Dihubungi terpisah, praktisi hukum, Hendro Waas menegaskan, pengalihan proyek rehabilitasi Islamic Center ke pembangunan cafe, jelas merupakan tindakan perbuatan melawan hukum yang mengarah ke tindak pidana korupsi.
“Hati-hati ini proyek pemerintah. Kerja harus sesuai nomenklatur. Kalau itu rehab atau renovasi ya harus dikerjakan sesuai nomenklatur dan jangan dialihkan ke pekerjaan lain. Saya tegaskan jaksa dan polisi harus usut,” ujar Waas.
Ia berharap Kejati dan Polda Maluku tidak perlu untuk menunggu sampai ada laporan kengenai pekerjaan proyek ini.
“Seharusnya jaksa dan polisi usut. Ini kasus sudah ramai di publik. Jaksa dan polisi tunggu apa lagi. Ini proyek pemerintah segera selidiki agar publik tahu ada tidak pitensi korupsi di situ.
Pendapat Lain
Ditempat terpisah, akademisi IAIN Ambon, Nazarudin Umar mengatakan proyek yang dialihkan pada pembangunan cafe masih berkaitan dengan proses rehabilitasi.
“Pembangunan café masih masuk dalam konteks rehabilitasi atau pengembangan gedung Islamic Center,” jelas Nazarudin kepada Siwalima, Rabu (17/3).
Menurutnya, perlu dilihat lagi RAB proyek ini sepanjang tidak menyalahi aturan tidak menjadi persoalan .
“Sepanjang pembangaun cafe masih dalam wilayah gedung Islamic center maka tidak jadi masalah, apalagi kalau kawasannya kumuh,” ujarnya.
Diakui PU
Pembangunan cafe yang dialihkan dari rehabilitasi Islamic Center, dibenarkan Kepala Bidang Cipta Karya, Dinas PU Maluku, Andreanita.
Menurutnya, pembangunan cafe tersebut dilakukan sesuai dengan perencanaan.

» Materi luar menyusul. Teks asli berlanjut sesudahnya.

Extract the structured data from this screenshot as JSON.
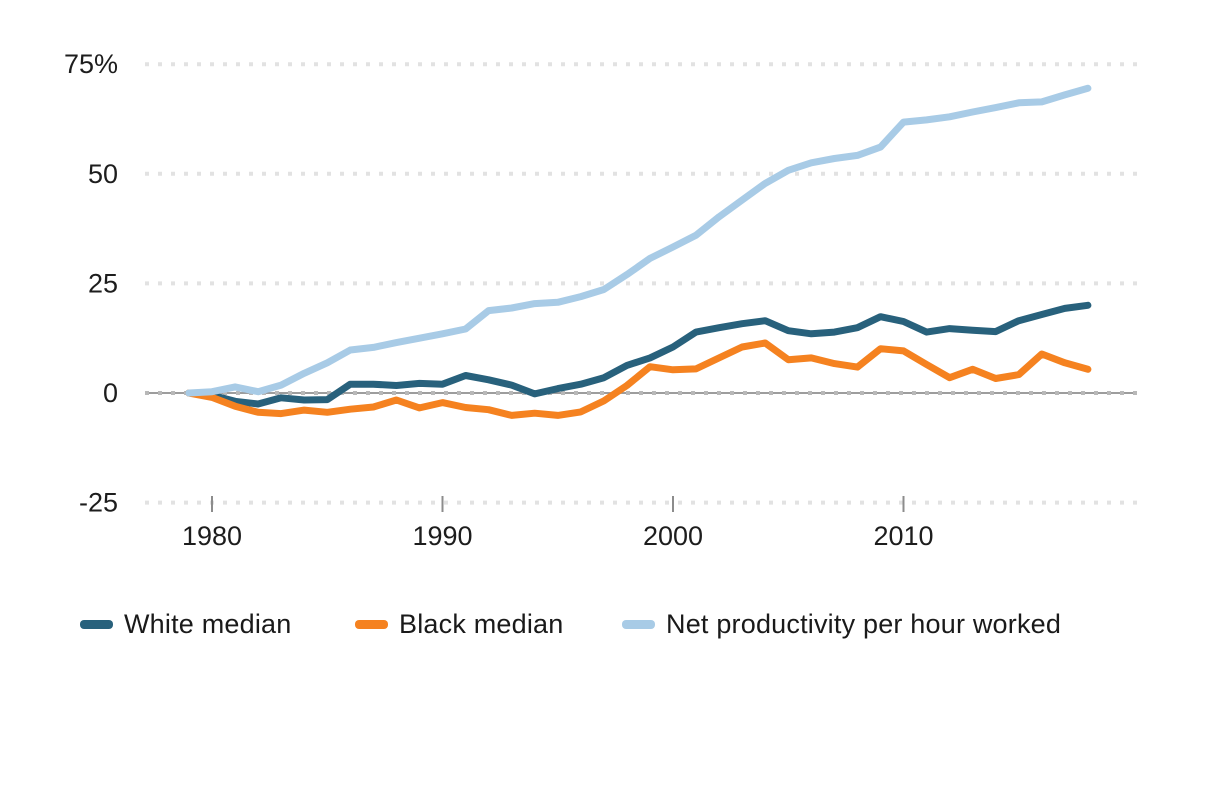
{
  "chart_data": {
    "type": "line",
    "title": "",
    "xlabel": "",
    "ylabel": "",
    "ylim": [
      -25,
      75
    ],
    "xlim": [
      1977,
      2020
    ],
    "grid": "horizontal dotted",
    "legend_position": "bottom",
    "zero_line": true,
    "y_ticks": [
      {
        "value": 75,
        "label": "75%"
      },
      {
        "value": 50,
        "label": "50"
      },
      {
        "value": 25,
        "label": "25"
      },
      {
        "value": 0,
        "label": "0"
      },
      {
        "value": -25,
        "label": "-25"
      }
    ],
    "x_ticks": [
      {
        "value": 1980,
        "label": "1980"
      },
      {
        "value": 1990,
        "label": "1990"
      },
      {
        "value": 2000,
        "label": "2000"
      },
      {
        "value": 2010,
        "label": "2010"
      }
    ],
    "x": [
      1979,
      1980,
      1981,
      1982,
      1983,
      1984,
      1985,
      1986,
      1987,
      1988,
      1989,
      1990,
      1991,
      1992,
      1993,
      1994,
      1995,
      1996,
      1997,
      1998,
      1999,
      2000,
      2001,
      2002,
      2003,
      2004,
      2005,
      2006,
      2007,
      2008,
      2009,
      2010,
      2011,
      2012,
      2013,
      2014,
      2015,
      2016,
      2017,
      2018
    ],
    "series": [
      {
        "name": "White median",
        "color": "#28617c",
        "values": [
          0,
          -0.5,
          -1.9,
          -2.5,
          -1.1,
          -1.6,
          -1.5,
          2.0,
          2.0,
          1.7,
          2.2,
          2.0,
          4.0,
          3.0,
          1.8,
          -0.2,
          1.0,
          2.0,
          3.5,
          6.3,
          8.0,
          10.5,
          13.9,
          14.9,
          15.8,
          16.5,
          14.2,
          13.5,
          13.9,
          14.9,
          17.4,
          16.3,
          13.9,
          14.7,
          14.3,
          14.0,
          16.5,
          17.9,
          19.3,
          20.0
        ]
      },
      {
        "name": "Black median",
        "color": "#f58220",
        "values": [
          0,
          -1.0,
          -3.0,
          -4.4,
          -4.7,
          -3.9,
          -4.4,
          -3.7,
          -3.2,
          -1.6,
          -3.4,
          -2.2,
          -3.3,
          -3.8,
          -5.1,
          -4.6,
          -5.1,
          -4.3,
          -1.8,
          1.7,
          6.0,
          5.3,
          5.5,
          8.0,
          10.5,
          11.4,
          7.6,
          8.0,
          6.7,
          5.9,
          10.1,
          9.6,
          6.5,
          3.5,
          5.4,
          3.3,
          4.2,
          8.9,
          6.9,
          5.4
        ]
      },
      {
        "name": "Net productivity per hour worked",
        "color": "#a8cbe6",
        "values": [
          0,
          0.3,
          1.4,
          0.3,
          1.8,
          4.5,
          6.9,
          9.8,
          10.4,
          11.5,
          12.5,
          13.5,
          14.6,
          18.8,
          19.4,
          20.4,
          20.7,
          22.0,
          23.6,
          27.0,
          30.7,
          33.3,
          36.0,
          40.2,
          44.0,
          47.8,
          50.8,
          52.5,
          53.5,
          54.2,
          56.1,
          61.8,
          62.3,
          63.0,
          64.1,
          65.1,
          66.2,
          66.4,
          68.0,
          69.5
        ]
      }
    ]
  },
  "style_colors": {
    "gridline": "#e2e2e2",
    "zero_line": "#8f8f8f",
    "zero_line_dots": "#b8b8b8",
    "tick_mark": "#8c8c8c",
    "axis_text": "#1d1d1d"
  }
}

Iya karena memang perencanaannya seperti itu,” jelas, Andreanita saat dikonfirmasi Siwalima di ruang kerjanya, Selasa (16/3).
Andreanita yang juga bertindak sebagai pejabat pembuat komitmen pada proyek tersebut menjelaskan, anggaran proyek itu bersumber dari APBD murni tahun 2020 sebesar Rp 2,9 miliar. Anggaran itu kemudian diperuntukan untuk melakukan penataan dan rehabilitas Gedung Islamic Center yang terletak di kawasan Waihaong, Kecamatan Nusaniwe, Kota Ambon.
Kata dia, dari anggaran 2,9 miliar itu, Rp 1 miliar lebih digunakan untuk pembangunan cafe, sedangkan arsitektur sebesar Rp 700 juta, sisanya untuk item-item pekerjaan lainnya yang tak bisa dirinci, lantaran terlalu banyak.
“Anggaran untuk pembangunan cafe sebesar Rp 1 miliar lebih, sedangkan untuk arsitektur sekitar Rp 700 juta. item ini sangat banyak ya lebih dari 40 karena kecil-kecilnya banyak. Seperti instalasi listrik, paving block, pembangunan cafe, plafon, dinding, keramik, pintu, kusen jendela dan imperior dll, sangat banyak ya,” kata dia didampingi pejabat pelaksana teknis kegiatan, Rifai Notanubun.
Andreanita membenarkan kalau pekerjaan yang dilakukan selema ini hanya pada bagian belakang Gedung Islamic Center yang berbentuk L.
“Kenapa kawasan itu kita bangun, karena itu daerah itu sebelumnya daerah sangat kumuh, yang leter L, kita bangun kita tata supaya daerah situ lebih baik,” ujarnya.
Ditanya mengapa nomenklatur proyek tersebut adalah Penataan Kawasan dan Rehabilitasi Gedung Islamic Center sementara hanya ada pembangun cafe, Andreanita mengatakan perubahan nomenklatur tak perlu dilakukan.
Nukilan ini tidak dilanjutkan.